Sean Kirst: For Arlene Abend, legendary Syracuse artist, a daughter’s quest to create a living memorial
Excerpt from Central Current
Great art is so often found behind red velvet ropes, fragile artifacts from another time that are too delicate to handle. For children, said Marguerite Mitchell, that frequent reality is defined by words they begin hearing almost as soon as they are mobile.
Look, but don’t touch.
Arlene Abend brought an entirely different ethic to her lessons at the Redhouse Arts Center, Mitchell said. For years, the great Syracuse sculptor was a dynamic instructor of children’s art classes. Mitchell, the organization’s director of education, said Arlene’s whole emphasis with kids was far more direct and intimate than simply teaching about works of art, as faraway examples.
Her lessons involved the knowledge that changed her own life, the transformative power of what those girls and boys could do with their own hands.
That message — a statement about her impact on the future, rather than a sad farewell — will be at the heart of a community memorial Wednesday for Arlene, who died last autumn.
“She was a ball of energy,” said Mitchell, who joined Redhouse executive director Franklin Fry in recalling how Arlene was a front row regular at every theatrical production held in the place. Her driving motivation with children was to “put a fire under them,” Mitchell said.

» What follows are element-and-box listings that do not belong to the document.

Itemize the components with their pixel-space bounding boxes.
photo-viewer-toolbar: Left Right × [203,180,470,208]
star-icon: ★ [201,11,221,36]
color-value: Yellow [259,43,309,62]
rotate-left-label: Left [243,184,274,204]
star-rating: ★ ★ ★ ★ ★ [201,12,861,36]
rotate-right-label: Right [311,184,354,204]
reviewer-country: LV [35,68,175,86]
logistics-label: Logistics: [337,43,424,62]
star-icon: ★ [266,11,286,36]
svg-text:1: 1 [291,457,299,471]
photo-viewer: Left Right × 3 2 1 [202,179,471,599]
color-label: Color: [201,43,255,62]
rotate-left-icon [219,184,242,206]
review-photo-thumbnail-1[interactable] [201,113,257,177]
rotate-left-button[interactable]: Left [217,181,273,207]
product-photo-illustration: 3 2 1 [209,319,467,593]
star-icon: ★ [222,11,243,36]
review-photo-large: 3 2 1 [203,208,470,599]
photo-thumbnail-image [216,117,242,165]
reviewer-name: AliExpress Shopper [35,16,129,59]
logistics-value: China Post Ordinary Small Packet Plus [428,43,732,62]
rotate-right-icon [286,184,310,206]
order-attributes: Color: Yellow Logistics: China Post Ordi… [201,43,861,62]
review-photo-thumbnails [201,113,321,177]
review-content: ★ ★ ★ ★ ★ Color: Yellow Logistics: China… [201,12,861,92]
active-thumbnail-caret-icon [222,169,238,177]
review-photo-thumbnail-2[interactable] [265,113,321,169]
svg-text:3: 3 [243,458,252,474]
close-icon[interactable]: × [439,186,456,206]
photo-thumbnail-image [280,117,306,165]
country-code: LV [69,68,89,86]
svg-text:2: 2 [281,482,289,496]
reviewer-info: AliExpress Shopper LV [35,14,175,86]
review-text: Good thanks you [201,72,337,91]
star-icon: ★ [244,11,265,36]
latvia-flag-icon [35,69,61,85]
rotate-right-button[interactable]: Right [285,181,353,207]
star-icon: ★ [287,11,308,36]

Arlene was particularly focused on helping them to “dream big,” inviting them to ask the same question every day that had changed her own life:
What if?
It was a question she brought with particular empathy to young women and girls, Mitchell said. Roughly 60 years ago, Arlene — who stood 5-foot-2 — embraced welding as a means of creating her art at a time when few women were working with a torch and heavy metals.